E recebeu tudo quanto exigira.
Toda a população do país correu a ver o grande canhão. O professor não falou antes que o balão estivesse cheio, e pronto para subir.
A pulga estava sentada na mão da princesa, olhando aquilo. Encheram o balão, que ficou estufado, de modo que mal podiam contê-lo.
- Agora é preciso que suba para resfriar - disse o professor.
Sentou-se então na cesta suspensa embaixo do balão, e declarou:
- Não posso governá-lo sozinho. Preciso de alguém para me ajudar, mas é preciso que seja uma pessoa perita no assunto, e neste caso, somente a pulga poderá servir.
Consinto, não lá de muito boa vontade - disse aprincesa.
E passou a pulga para as mãos do professor.
- Cortem as amarras - gritou ele - para que suba o balão!
Os selvagens julgaram ouvi-lo dizer "canhão".
Foram cortadas as cordas, e o balão foi subindo, subindo cada vez mais alto, acima das nuvens...e desapareceu.
A princesinha, seus pais e todo o povo ficaram esperando por ele. E ainda lá estão, à espera.
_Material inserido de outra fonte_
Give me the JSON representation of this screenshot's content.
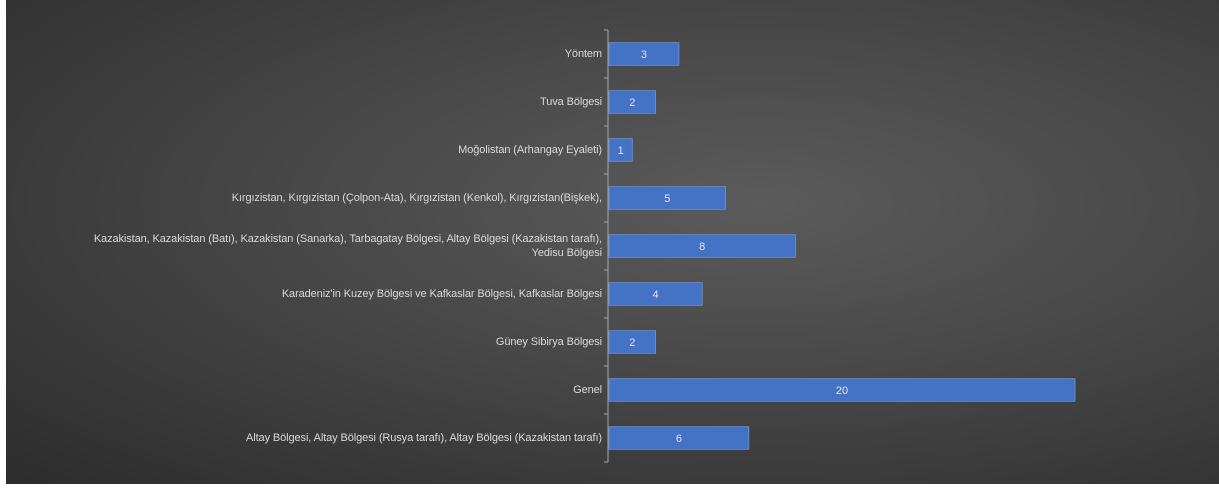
{
  "chart_data": {
    "type": "bar",
    "orientation": "horizontal",
    "categories": [
      "Yöntem",
      "Tuva Bölgesi",
      "Moğolistan (Arhangay Eyaleti)",
      "Kırgızistan, Kırgızistan (Çolpon-Ata), Kırgızistan (Kenkol), Kırgızistan(Bişkek),",
      "Kazakistan, Kazakistan (Batı), Kazakistan (Sanarka), Tarbagatay Bölgesi, Altay Bölgesi (Kazakistan tarafı), Yedisu Bölgesi",
      "Karadeniz'in Kuzey Bölgesi ve Kafkaslar Bölgesi, Kafkaslar Bölgesi",
      "Güney Sibirya Bölgesi",
      "Genel",
      "Altay Bölgesi, Altay Bölgesi (Rusya tarafı), Altay Bölgesi (Kazakistan tarafı)"
    ],
    "values": [
      3,
      2,
      1,
      5,
      8,
      4,
      2,
      20,
      6
    ],
    "data_labels": [
      "3",
      "2",
      "1",
      "5",
      "8",
      "4",
      "2",
      "20",
      "6"
    ],
    "xlim": [
      0,
      20
    ],
    "bar_color": "#4472c4",
    "label_color": "#d9d9d9",
    "grid": false,
    "legend": "none"
  }
}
Se não me acreditas, vai até o país dos selvagens. Todas as criança, naquela terra, falam do professor e da pulga, e acham que ambos voltarão quando o canhão estiver frio.
Mas eles não voltarão. Estão aqui, na sua pátria, e viajam agora de trem, na primeira classe e não mais na quarta. Tem boas rendas, e possuem um grande balão. Ninguém pergunta de que maneira o construíram, nem onde o obtiveram.
São pessoa abastadas, são gente de bem, a pulga e o professor.